In jeder Partnerschaft kommen auch Zeiten, wo wir nackt und schutzlos sind. All unser über die Jahre angehäufter Seelenmüll wird früher oder später hochschwappen. Dann brauchen wir jemanden an unserer Seite, der uns Verständnis und Geborgenheit entgegenbringt. Und uns die Sicherheit bietet, nicht sofort verlassen oder ausgetauscht zu werden. Haben wir das Gefühl, wir könnten uns ihm so zeigen?

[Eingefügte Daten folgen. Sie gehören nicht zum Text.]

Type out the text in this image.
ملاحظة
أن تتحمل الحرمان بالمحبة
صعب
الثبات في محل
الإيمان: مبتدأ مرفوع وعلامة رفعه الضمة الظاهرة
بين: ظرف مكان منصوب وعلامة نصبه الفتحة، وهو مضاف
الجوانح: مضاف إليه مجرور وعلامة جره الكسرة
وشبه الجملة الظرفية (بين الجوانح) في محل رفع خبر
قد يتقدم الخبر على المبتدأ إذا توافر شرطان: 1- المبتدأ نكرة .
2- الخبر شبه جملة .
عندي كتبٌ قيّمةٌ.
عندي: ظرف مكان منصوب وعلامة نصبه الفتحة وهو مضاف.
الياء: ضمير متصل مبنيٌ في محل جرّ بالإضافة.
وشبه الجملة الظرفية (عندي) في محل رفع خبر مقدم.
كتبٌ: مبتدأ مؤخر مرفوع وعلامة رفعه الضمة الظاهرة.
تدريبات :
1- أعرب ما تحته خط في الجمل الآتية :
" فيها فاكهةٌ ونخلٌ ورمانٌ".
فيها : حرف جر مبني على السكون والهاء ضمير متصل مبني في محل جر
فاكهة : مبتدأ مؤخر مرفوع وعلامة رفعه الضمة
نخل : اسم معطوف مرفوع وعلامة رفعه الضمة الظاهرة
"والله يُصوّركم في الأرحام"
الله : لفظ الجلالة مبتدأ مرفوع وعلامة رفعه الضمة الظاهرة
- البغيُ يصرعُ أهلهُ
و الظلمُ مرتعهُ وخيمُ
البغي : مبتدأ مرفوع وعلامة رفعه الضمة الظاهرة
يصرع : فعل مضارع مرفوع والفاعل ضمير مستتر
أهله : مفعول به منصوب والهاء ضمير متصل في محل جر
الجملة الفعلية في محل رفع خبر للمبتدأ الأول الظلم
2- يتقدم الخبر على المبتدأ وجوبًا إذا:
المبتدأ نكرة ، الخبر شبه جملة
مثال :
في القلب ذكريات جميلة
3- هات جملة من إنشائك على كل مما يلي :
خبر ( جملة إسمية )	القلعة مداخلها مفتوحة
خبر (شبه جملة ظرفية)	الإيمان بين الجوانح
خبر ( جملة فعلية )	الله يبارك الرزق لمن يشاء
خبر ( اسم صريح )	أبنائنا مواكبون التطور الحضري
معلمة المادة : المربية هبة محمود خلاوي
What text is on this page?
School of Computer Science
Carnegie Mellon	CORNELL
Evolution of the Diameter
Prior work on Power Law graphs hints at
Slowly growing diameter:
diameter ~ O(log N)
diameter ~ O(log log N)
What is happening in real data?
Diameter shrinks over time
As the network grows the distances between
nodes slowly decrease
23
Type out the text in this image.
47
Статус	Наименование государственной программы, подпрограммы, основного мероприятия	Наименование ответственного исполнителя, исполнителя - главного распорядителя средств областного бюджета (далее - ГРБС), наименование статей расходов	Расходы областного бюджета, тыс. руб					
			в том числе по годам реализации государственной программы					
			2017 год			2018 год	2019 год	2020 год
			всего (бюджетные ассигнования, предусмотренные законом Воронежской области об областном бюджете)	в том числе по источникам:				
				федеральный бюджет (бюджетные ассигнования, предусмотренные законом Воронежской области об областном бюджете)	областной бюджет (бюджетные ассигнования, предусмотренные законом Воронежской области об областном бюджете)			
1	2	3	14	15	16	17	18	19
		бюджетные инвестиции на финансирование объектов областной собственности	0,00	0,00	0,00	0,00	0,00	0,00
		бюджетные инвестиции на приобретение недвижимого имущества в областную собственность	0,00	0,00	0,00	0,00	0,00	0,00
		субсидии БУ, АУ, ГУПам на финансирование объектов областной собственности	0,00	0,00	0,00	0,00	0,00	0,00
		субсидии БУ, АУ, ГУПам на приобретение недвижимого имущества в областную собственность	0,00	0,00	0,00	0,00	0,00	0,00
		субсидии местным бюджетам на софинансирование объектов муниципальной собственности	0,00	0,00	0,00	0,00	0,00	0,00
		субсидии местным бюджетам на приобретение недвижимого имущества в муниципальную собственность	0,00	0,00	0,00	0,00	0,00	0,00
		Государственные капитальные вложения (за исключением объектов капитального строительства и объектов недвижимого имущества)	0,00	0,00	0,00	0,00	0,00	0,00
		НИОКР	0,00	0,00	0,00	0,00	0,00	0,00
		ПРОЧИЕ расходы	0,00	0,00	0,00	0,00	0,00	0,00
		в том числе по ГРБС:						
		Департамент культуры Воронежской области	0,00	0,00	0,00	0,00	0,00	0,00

Und ... meint er wirklich uns? Sind wir etwas Besonderes für ihn? Sind wir kostbar und einmalig? Wenn man viel Zeit miteinander verbringt und wenn man sich wirklich ergänzt, entsteht aus der ersten Verliebtheit Nähe und tiefe Zusammengehörigkeit. Man sieht sein Gegenüber immer mehr als einen Teil von sich, als wundervolle Ergänzung seiner eigenen Persönlichkeit.
Entdecke dich durch ihn.
Wir sollten auch seine Familie kennen lernen und ihm unsere eigene vorstellen. Dort lernen wir ungeheuer viel über ihn. Wir sehen wie er aufgewachsen ist und was Familie für ihn bedeutet. All das hat er für das Leben mitbekommen. All das kann er künftig in unsere kleine Familie einbringen.
Sieh es dir genau an. Und wenn du es wirklich ernst meinst, wirst du mit seiner Familie mehr zu tun haben, als du jetzt glaubst.